Now everyone is up in arms. Some criticize the move because they believe our country should not negotiate with terrorists or enemies ever. Some criticize because the balance of the negotiation, five high level terrorist, that most certainly will seek revenge, for one low level American soldier, doesn't fit in their sense of equity. Some criticize it because this president did it and anything he does is wrong in their mind. Some criticize it for partisan reasons and say it is all a political football that the other side (whichever side they are not on) is playing a political game. Some criticize it on a legal aspect because it was recently made law that any prisoner transfers from the Guantanamo Bay detention facility (aka Gitmo) have to be forewarned by filling out some bureaucratic paperwork. Some criticize it because they question the integrity of this U.S. soldier and wonder if he is a deserter. Most of these critical people have some valid point and most of these critical people, luckily enough, live in the United States and have that right to speak their mind. But here is my feelings on the matter.
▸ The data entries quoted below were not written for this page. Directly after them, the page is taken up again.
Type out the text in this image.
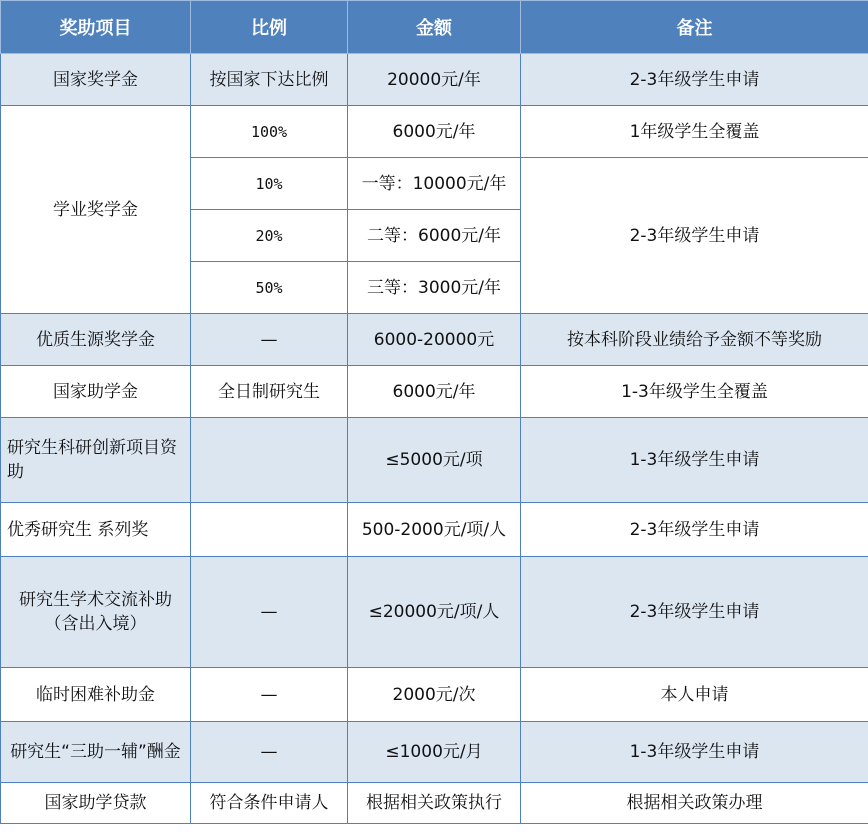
奖助项目	比例	金额	备注
国家奖学金	按国家下达比例	20000元/年	2-3年级学生申请
学业奖学金	100%	6000元/年	1年级学生全覆盖
	10%	一等：10000元/年	2-3年级学生申请
	20%	二等：6000元/年	
	50%	三等：3000元/年	
优质生源奖学金	—	6000-20000元	按本科阶段业绩给予金额不等奖励
国家助学金	全日制研究生	6000元/年	1-3年级学生全覆盖
研究生科研创新项目资助		≤5000元/项	1-3年级学生申请
优秀研究生 系列奖		500-2000元/项/人	2-3年级学生申请
研究生学术交流补助（含出入境）	—	≤20000元/项/人	2-3年级学生申请
临时困难补助金	—	2000元/次	本人申请
研究生“三助一辅”酬金	—	≤1000元/月	1-3年级学生申请
国家助学贷款	符合条件申请人	根据相关政策执行	根据相关政策办理
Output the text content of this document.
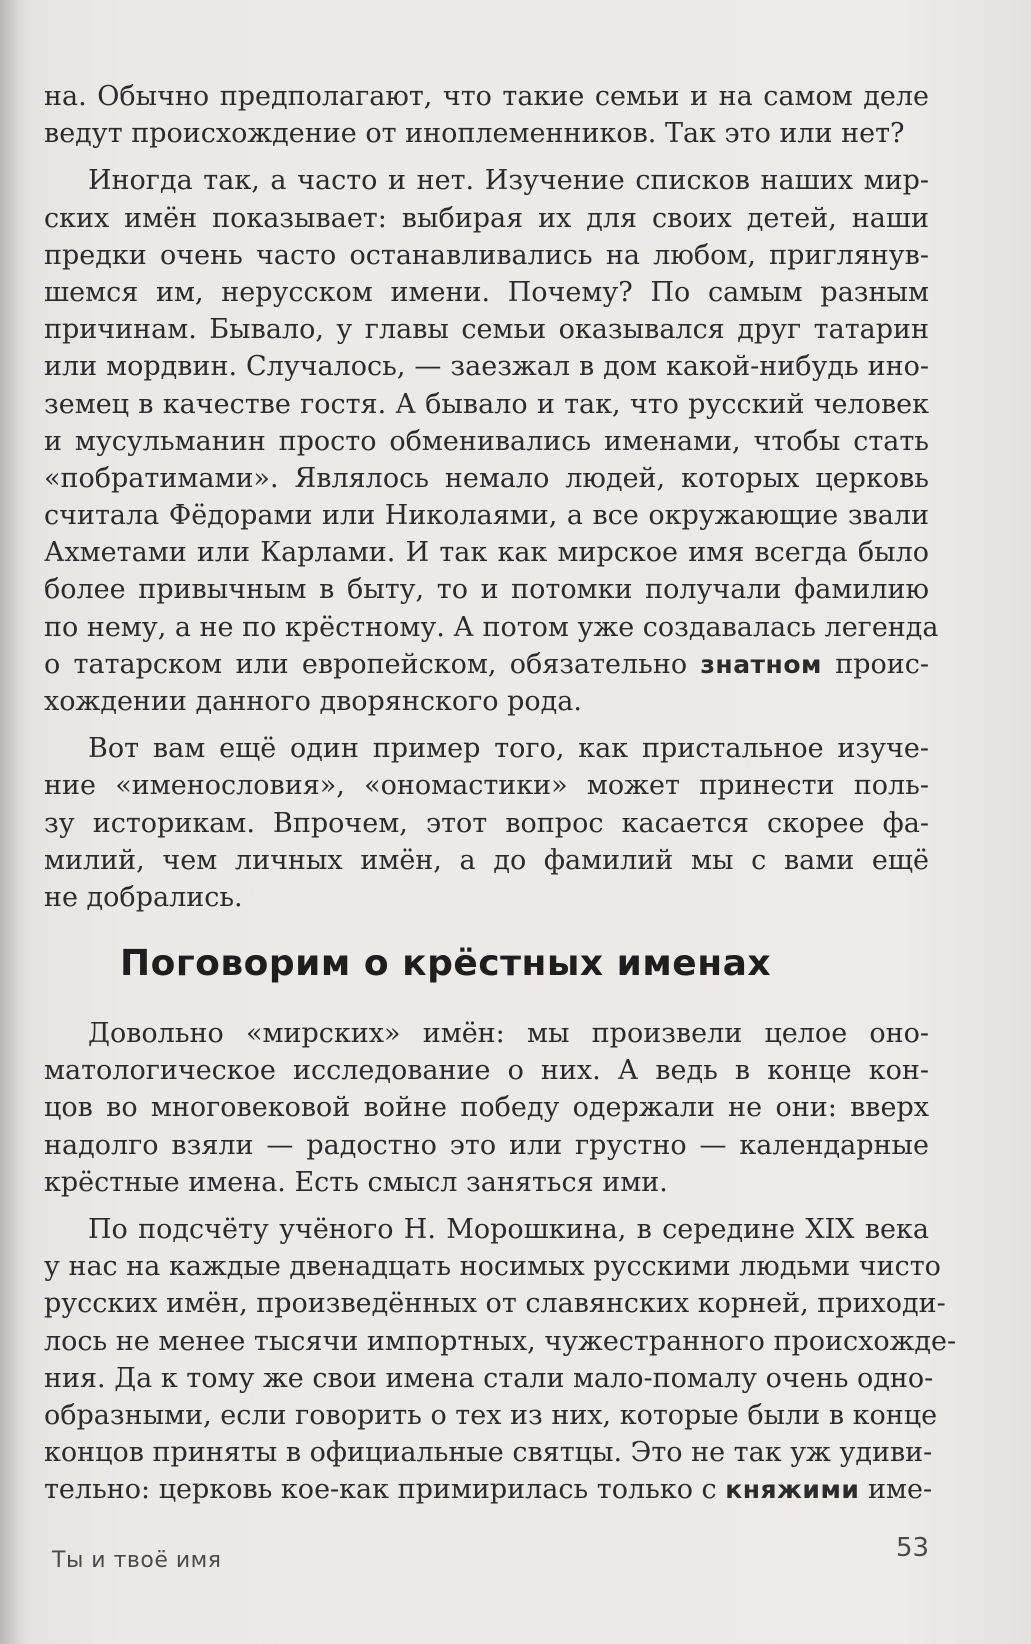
на. Обычно предполагают, что такие семьи и на самом деле
ведут происхождение от иноплеменников. Так это или нет?
Иногда так, а часто и нет. Изучение списков наших мир-
ских имён показывает: выбирая их для своих детей, наши
предки очень часто останавливались на любом, приглянув-
шемся им, нерусском имени. Почему? По самым разным
причинам. Бывало, у главы семьи оказывался друг татарин
или мордвин. Случалось, — заезжал в дом какой-нибудь ино-
земец в качестве гостя. А бывало и так, что русский человек
и мусульманин просто обменивались именами, чтобы стать
«побратимами». Являлось немало людей, которых церковь
считала Фёдорами или Николаями, а все окружающие звали
Ахметами или Карлами. И так как мирское имя всегда было
более привычным в быту, то и потомки получали фамилию
по нему, а не по крёстному. А потом уже создавалась легенда
о татарском или европейском, обязательно знатном проис-
хождении данного дворянского рода.
Вот вам ещё один пример того, как пристальное изуче-
ние «именословия», «ономастики» может принести поль-
зу историкам. Впрочем, этот вопрос касается скорее фа-
милий, чем личных имён, а до фамилий мы с вами ещё
не добрались.
Поговорим о крёстных именах
Довольно «мирских» имён: мы произвели целое оно-
матологическое исследование о них. А ведь в конце кон-
цов во многовековой войне победу одержали не они: вверх
надолго взяли — радостно это или грустно — календарные
крёстные имена. Есть смысл заняться ими.
По подсчёту учёного Н. Морошкина, в середине XIX века
у нас на каждые двенадцать носимых русскими людьми чисто
русских имён, произведённых от славянских корней, приходи-
лось не менее тысячи импортных, чужестранного происхожде-
ния. Да к тому же свои имена стали мало-помалу очень одно-
образными, если говорить о тех из них, которые были в конце
концов приняты в официальные святцы. Это не так уж удиви-
тельно: церковь кое-как примирилась только с княжими име-
Ты и твоё имя	53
We, as a country, do not send our soldiers on suicide missions. We, as a country, value life more than that and that is one of the big differences between us and our enemies. We, as a country, make a promise, a contract, to do our best to bring home each and every person we ask to stand in harm's way for us. We prefer to bring them home alive, but unfortunately that isn't always the case, but we do still try to bring them home. Some may say it is a weakness and a flaw that can be exploited by our enemies, but I believe that this loyalty and the value we put on the life of one of our own is the essence of strength of the American fighting soldier and the American spirit.

So what happens now? What happens if this guy turns out to be a no good, low down, despicable deserter? What happens now that other countries have seen us willing to negotiate? What happens now that five very dangerous men were let free? Will terrorists kidnap more to negotiate exchanges? What message are we, as a country, sending?

I am not sure on what happens now nor certain of the implications of freeing terrorists. I will let the pundits and politicos play their games and play the media and play the citizenry. I will let court-martials and investigations and the system (at least it is our system and not some foreign system) decide the fate, and if necessary the punishment, of our returned soldier. I will pray that our worst fears of increased kidnappings and ransoms and exchanges, or worse yet our fear of the five terrorists orchestrating some immense attack, do not come to pass. But as for the message, personally I think the message I took from the exchange was (and this comes with flag waving nationalism) even our worst is worth five of your best and we will do what it takes to get our soldiers back. To all those who went missing in action, to all those who were prisoners of war, to all those who sacrificed their lives and their loved ones, to all those who served, our country owes you the biggest debt.

Now I wish our administration and our country would send this message over and over again, in all matters through both their words and actions in spite of any political consequences. If they just do it once, or only when it benefits them in the polls, they do not represent my feelings. We have rescue missions and exchanges that are owed to our troops, often right here at home. I am sure there are other prisoners of war and missing in action that we need to help, but we don't even have to go that far to find soldiers that we are obligated to help. It could be the veteran struggling with PTSD down the street, or that homeless man who served in two wars for us, or that young man who just came back and wants an education, or that family that lost their loved one and is just trying to get by. And the only exchanges, for those rescue missions, that we would have to make are found in our priorities and our heart. Let us, as a country, send out a very clear and unequivocal message saying we value all our soldiers, here and abroad, past and present and future, with the utmost and highest regards.